Casualidade? Acontece que os dois sistemas tinham usado o mesmo software de reconhecimento facial baseado em machine learning. “Se seu rosto se desviar muito dos padrões que você deu ao sistema para que ele aprenda, ele não o detectará, como ocorreu comigo”, conta Buolamwini em uma palestra cujo vídeo no YouTube acumula mais de um milhão de visualizações. “Os algoritmos, assim como os vírus, podem propagar distorções em larga escala e em ritmo acelerado”, acrescenta. Esse tipo de erro é muito comum.

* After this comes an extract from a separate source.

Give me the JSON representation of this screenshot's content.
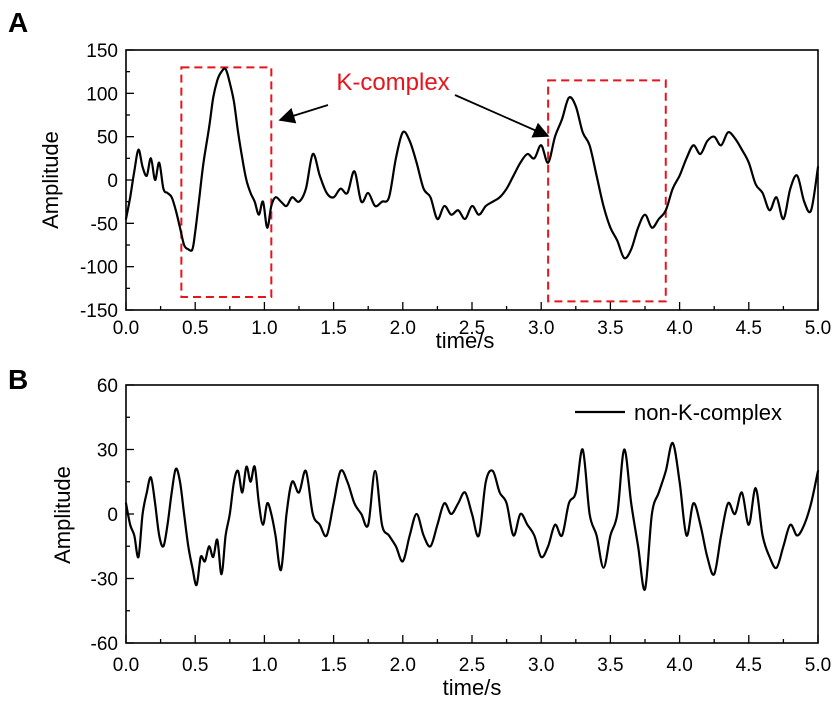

Sem ir mais longe, há alguns anos o Google etiquetou três jovens negras como gorilas. A pesquisadora decidiu agir: fundou a Algorithmic Justice League para denunciar os vieses dos algoritmos, servir de alto-falante para que as pessoas exponham casos de abuso e desenvolver códigos de boas práticas no desenvolvimento desses sistemas.

 

Na Europa também há organizações que monitoram os algoritmos. Duas das mais importantes foram fundadas por Lorena Jaume-Palasí. Formada em filosofia, essa espanhola de Maiorca se interessa há muito tempo pela dimensão ética da automação e digitalização. Ela é cofundadora da AlgorithmWatch, uma organização com sede em Berlim (onde reside) que analisa a ética dos processos algorítmicos. Recentemente, abandonou a ONG e fundou outra, The Ethical Tech Society, que se concentra na relevância social dos sistemas automáticos. “O debate que temos há anos sobre os sistemas algorítmicos se baseia mais no medo do que em riscos reais. Era preciso criar uma ONG que apresentasse posições normativas baseadas em fatos”, explica.

 

Boa parte dos erros poderia ser detectada e solucionada facilmente. Como as equipes que desenvolvem os algoritmos não são interdisciplinares (não entendem de direito, sociologia ou ética), criam sistemas que, do seu ponto de vista, estão muito bem feitos. Embora atuem em áreas nas quais não têm formação e tão complexas como as de educação, saúde e outros serviços públicos. “As métricas para avaliar estes sistemas são desenvolvidas pelas mesmas pessoas que os criaram, é um círculo vicioso: estão medindo o que acreditam que têm de medir”, assinala Jaume-Palasí. Ela quer desenvolver padrões de boas práticas e contribuir para que a tecnologia cumpra seu propósito e não atrapalhe. Na Ethical Tech Society, trabalha em novos métodos para avaliar esses sistemas. “Desenvolvi um teste de penetração ético. Os hackers usam testes de penetração para entender qual é a integridade ou vulnerabilidade de um sistema. Para mim, eles servem para ver se há algum tipo de lacuna ou conflito ético.”

 

Isso ajudará a evitar o desenvolvimento de mais algoritmos como os denunciados por Eubanks? Talvez. A população europeia está a salvo desses algoritmos, presentes nos EUA e, em grau superlativo, na China? Não. “Encontrei um caso alarmante na Espanha, um sistema usado por instituições estatais”, alerta Jaume-Palasí. “Estou negociando com eles para que parem de usá-lo. Se eles não concordarem, vocês ficarão sabendo.”